3. Pada dsarnya, tidak ada kewajiban atas harta kekayaan yang dimiliki seorang muslim selain zakat namun jika datang kondisi yang menuntut adanya keperluan tambahan (darurat), maka akan ada kewajiban tambahan lain berupa pajak (dharibah). Pendapat ini sebagaimana yang dikemukana oleh Al-Qadhi Abu Bakar Ibnu Al-Arabi, Imam Malik, Imam Qurtubi, Imam Asy-Syatibi, Mahmud Syaltut, dan lain-lain
Adapun hakikat pajak, terutama yang membedakannya dengan zakat diungkapkan oleh M. Yusuf Qardhawi, yaitu sebagai berikut :
1. Istilah pajak (Dharibah) diambil dari kata dharaba, yang artinya utang, upeti, dan sebagainya yang tak lain merupakan sesuatu ang mesti dibayar, sesuatu yang menjadi beban.
2. Pajak merupakan kewajiban dari Negara untuk kemaslahatan umum dan tidak ada hubungan dengan makna ibadah dan pendekatan diri terhadap Allah.
3. Batas nisab dan ketentuan pajak tergantung pada kebijaksanaan dan kemampuan penguasa baik mengenai objek, persentase, harga, dan ketentuan.
4. Pajak tidak memiliki sifat yang tetap dan terus menerus baik mengenai jenis, persentase, dan kadarnya semuanya ditetapkan pemerintah melalui pertimbangan para ahli (cendekia).
5. Pajak dikeluarkan untuk membiayai pengeluaran-pengeluaran umum negara dan pengaturannya ditetapkan oleh penguasa (pemerintah).
6. Pajak dipungut oleh Negara dari wajib pajak.
7. Tujuan pajak ialah untuk menghasilkan pembiayaan (uang) untuk mengisi kas negara demi mencapai tujuan ekonomi dan sosial tertentu.

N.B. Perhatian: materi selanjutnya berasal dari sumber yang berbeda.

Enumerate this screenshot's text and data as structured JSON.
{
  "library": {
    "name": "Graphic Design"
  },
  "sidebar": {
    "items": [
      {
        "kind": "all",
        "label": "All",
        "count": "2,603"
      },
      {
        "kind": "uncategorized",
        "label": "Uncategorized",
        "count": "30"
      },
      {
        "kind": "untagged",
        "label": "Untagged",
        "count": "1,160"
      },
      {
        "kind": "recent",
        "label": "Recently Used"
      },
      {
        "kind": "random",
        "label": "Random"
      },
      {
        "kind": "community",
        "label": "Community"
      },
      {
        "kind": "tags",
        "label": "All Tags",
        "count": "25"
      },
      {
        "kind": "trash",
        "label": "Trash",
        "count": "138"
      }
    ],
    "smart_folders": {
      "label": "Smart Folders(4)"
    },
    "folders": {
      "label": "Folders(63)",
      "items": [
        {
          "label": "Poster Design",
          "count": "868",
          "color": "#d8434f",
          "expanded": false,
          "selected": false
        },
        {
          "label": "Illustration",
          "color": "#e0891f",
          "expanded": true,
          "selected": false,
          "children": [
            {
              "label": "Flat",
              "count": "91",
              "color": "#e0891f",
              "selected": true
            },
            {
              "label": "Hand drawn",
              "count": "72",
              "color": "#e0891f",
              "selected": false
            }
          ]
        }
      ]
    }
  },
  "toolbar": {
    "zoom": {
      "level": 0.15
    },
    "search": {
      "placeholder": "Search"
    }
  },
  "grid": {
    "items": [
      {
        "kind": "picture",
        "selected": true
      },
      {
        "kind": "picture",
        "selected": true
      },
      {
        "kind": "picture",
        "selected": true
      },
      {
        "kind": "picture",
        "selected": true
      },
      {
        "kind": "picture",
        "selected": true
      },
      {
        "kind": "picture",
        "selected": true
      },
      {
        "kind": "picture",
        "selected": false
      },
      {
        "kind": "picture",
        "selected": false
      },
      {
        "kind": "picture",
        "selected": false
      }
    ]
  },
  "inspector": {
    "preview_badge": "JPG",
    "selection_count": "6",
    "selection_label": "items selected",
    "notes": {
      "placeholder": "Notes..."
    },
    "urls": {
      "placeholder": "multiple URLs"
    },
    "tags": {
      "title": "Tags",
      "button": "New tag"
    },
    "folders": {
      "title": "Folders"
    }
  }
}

Para ulama yang membolehkan pemerintahan islam memungut pajak dari kaum muslimin meletakkan beberapa syarat yang harus dipenuhi terlebih dahulu, syarat-syarat tersebut diantaranya adalah sebagai berikut :
1. Negara komitmen dalam penerapan syariat islam.
2. Negara sangat membutuhkan dana untuk keperluan maslahat umum.
3. Tidak ada sumber lain yang bisa diandalkan oleh negara baik dari zakat, jizyah, al-usyur, dan lain-lain.
4. Harus ada persetujuan dari para ulama dan tokoh masyarakat.
5. Pemungutan dan distribusinya harus adil dan merata.
6. Sifatnya sementara dan tidak terus menrus.
7. Harus dihilangkan terlebih dahulu pendanaan yang berlebihan dan hanya mengahamburkan uang negara saja.
8. Besarnya pajak harus sesuai dengan kebutuhan yang mendesak pada waktu itu saja.